Ma soprattutto: si chiamano "crystal" / "cristall"  o no, i "proteggi documenti in buste pre-forate"?

Io voto per la sintesi: crystal cristall.

Perchè sinceramente, dire "buste di plastica preforate" mi ricorda solo le borse per la spesa e spesso, soprattutto con i genitori dei bambini stranieri, mi sono poi dovuta cimentare in una lunga spiegazione accurata, tentando loro di far capire di cosa si tratta... no, non sono le borse per la spesa che si sono rotte e hanno un buco, o alle quali dovete prima fare appositi  buchi voi, e poi portarle a scuola...
Se devo effettuare un ordine del materiale scolastico, allora nell'elenco scrivo il più corretto termine "portalistini trasparenti per documenti, con buchi", oppure "buste a foratura universale" o "buste con fori". Ma che lungaggine...

Anni fa un tecnico mi spiegò che quelle buste in gergo si chiamano "crystal", o "cristall", perchè sono di colore trasparente, cristalline.
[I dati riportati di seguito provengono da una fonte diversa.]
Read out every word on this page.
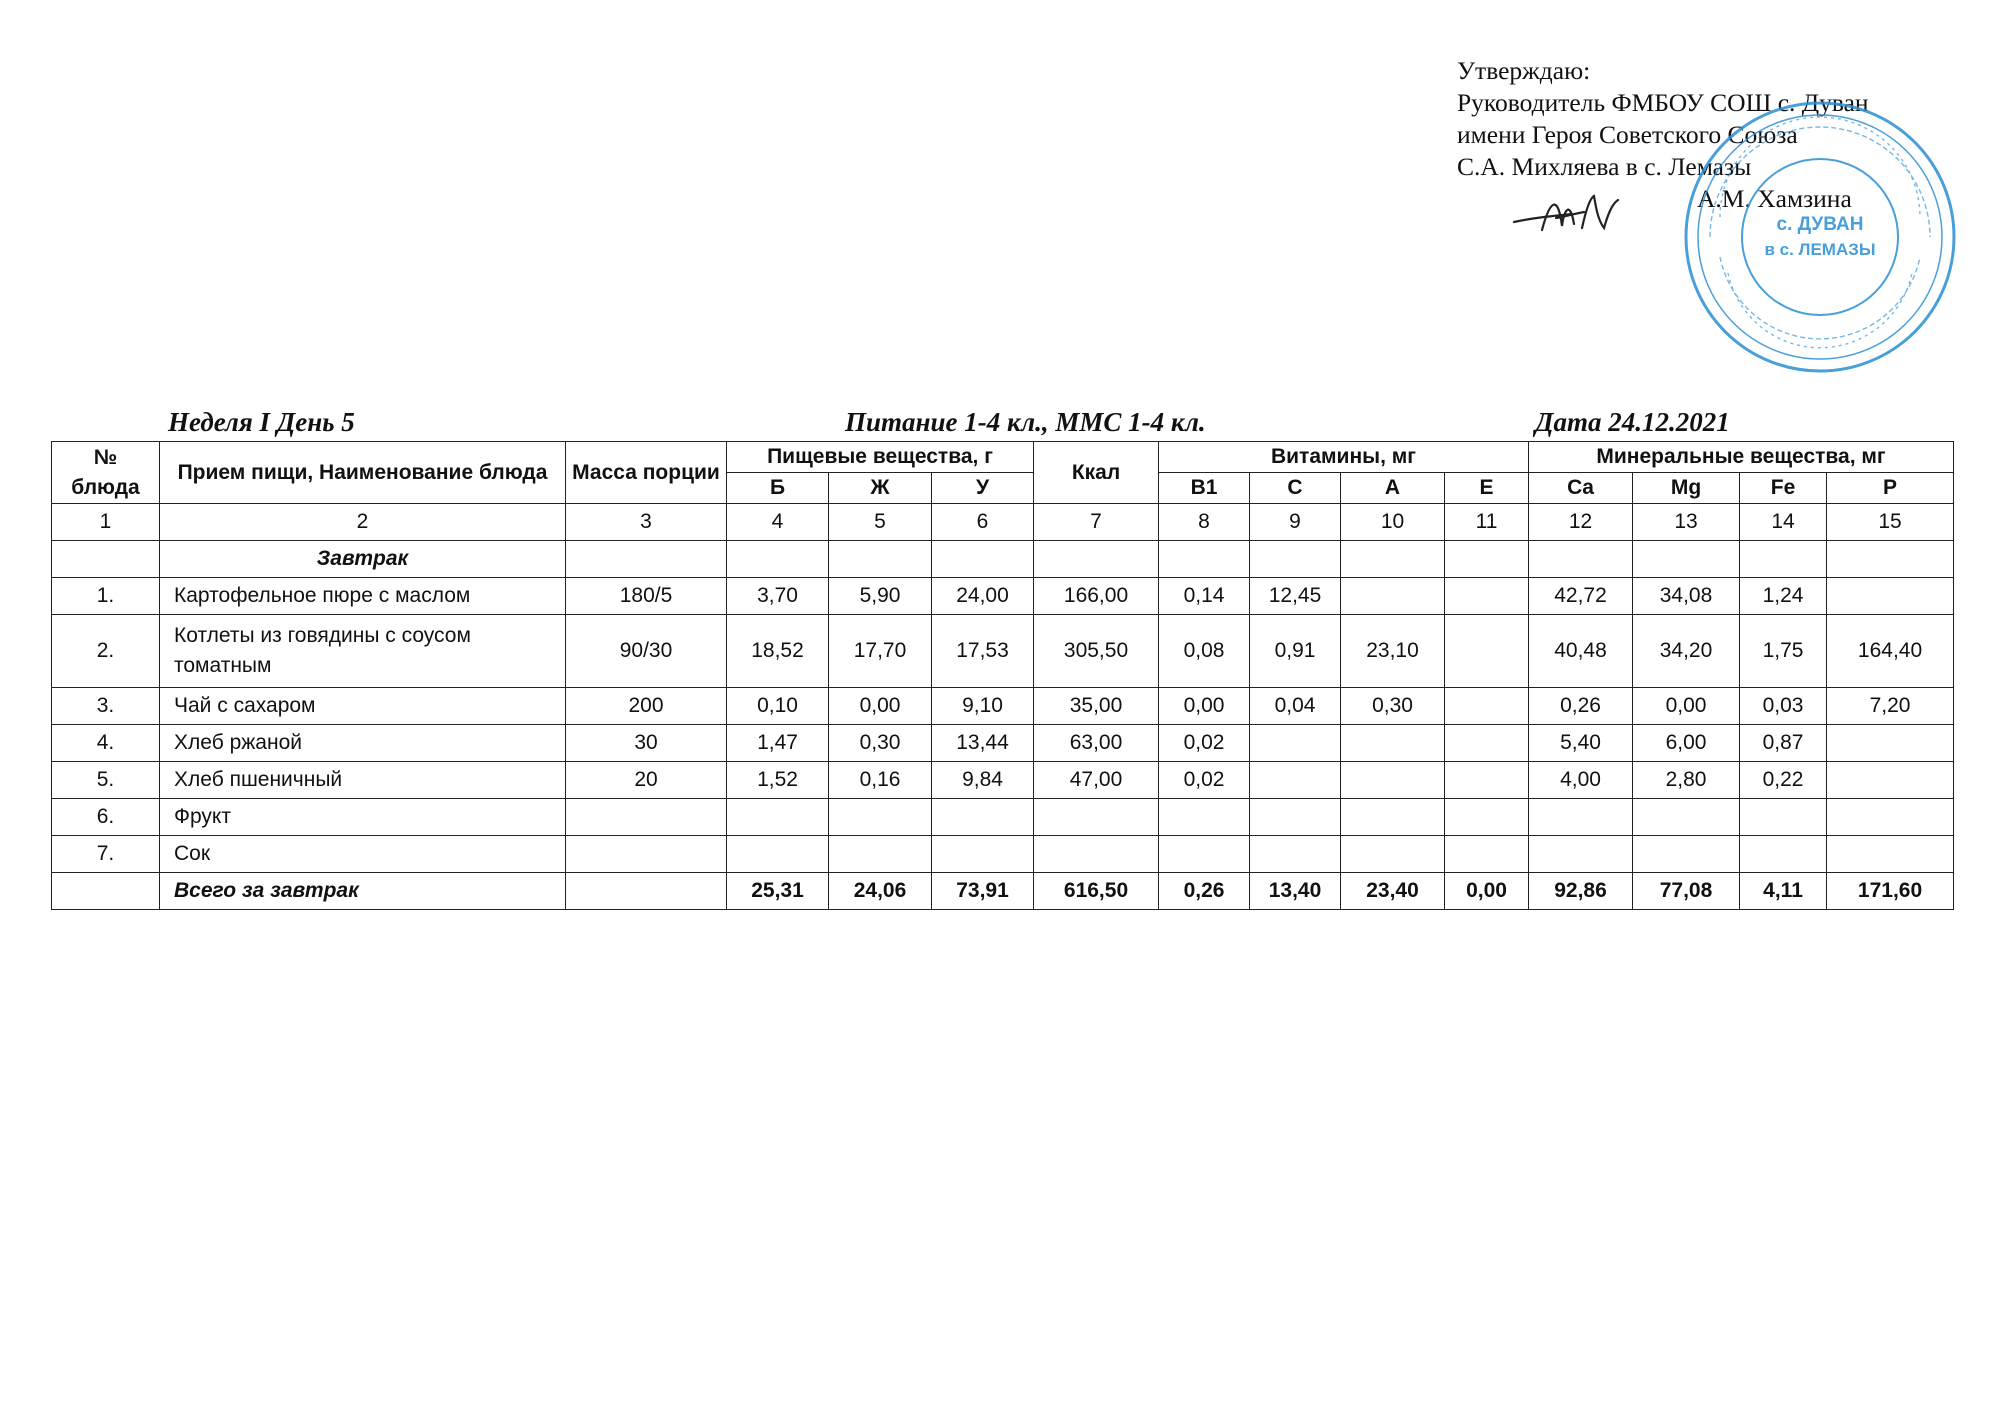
Утверждаю:
Руководитель ФМБОУ СОШ с. Дуван
имени Героя Советского Союза
С.А. Михляева в с. Лемазы
А.М. Хамзина
с. ДУВАН
в с. ЛЕМАЗЫ
Неделя I День 5	Питание 1-4 кл., ММС 1-4 кл.	Дата 24.12.2021
№ блюда	Прием пищи, Наименование блюда	Масса порции	Пищевые вещества, г			Ккал	Витамины, мг				Минеральные вещества, мг			
			Б	Ж	У		В1	С	А	Е	Ca	Mg	Fe	P
1	2	3	4	5	6	7	8	9	10	11	12	13	14	15
	Завтрак													
1.	Картофельное пюре с маслом	180/5	3,70	5,90	24,00	166,00	0,14	12,45			42,72	34,08	1,24	
2.	Котлеты из говядины с соусом томатным	90/30	18,52	17,70	17,53	305,50	0,08	0,91	23,10		40,48	34,20	1,75	164,40
3.	Чай с сахаром	200	0,10	0,00	9,10	35,00	0,00	0,04	0,30		0,26	0,00	0,03	7,20
4.	Хлеб ржаной	30	1,47	0,30	13,44	63,00	0,02				5,40	6,00	0,87	
5.	Хлеб пшеничный	20	1,52	0,16	9,84	47,00	0,02				4,00	2,80	0,22	
6.	Фрукт													
7.	Сок													
	Всего за завтрак		25,31	24,06	73,91	616,50	0,26	13,40	23,40	0,00	92,86	77,08	4,11	171,60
E in effetti, nei siti di vendita, spesso vengono catalogati così, senza altre diciture.
Crystal. O cristall.
Chiarezza massima in un unico termine.
Io, che sono per la pratica e per la contrazione linguistica dove appare superfluo aggiungere brodaglie terminicistiche specifiche dei soli addetti ai lavori o di chi compila un ordine di merci, ascoltandolo, ho registrato il vocabolo e l'ho subito usato. Pensavo di essere originale, unica in ciò. Ma ho scoperto nel tempo, che miliardi di insegnanti usano lo stesso termine: corto, breve, essenziale, e soprattutto non equivocabile. I crystal o cristall per le insegnanti, sono solo ed unicamente quegli oggetti lì, non confondibili con nessun'altro materiale scolastico.  Dappertutto, in tutta Italia: crystal o cristall.

Ci ho provato ad essere originale...

Ma mi sa che per esserlo, dovrò fare come altre colleghe che invece della contrazione, usano l'estensione e si cimentano in improponibili "buste di plastica portadocumenti, con forature rinforzate, non opacizzati, ma lucidi"... Almeno, nella lunga e contorta definizione di un oggetto di uso comune nella scuola d'infanzia, risulterò innovativa, e non schierata con secchi, abusati crystal cristall.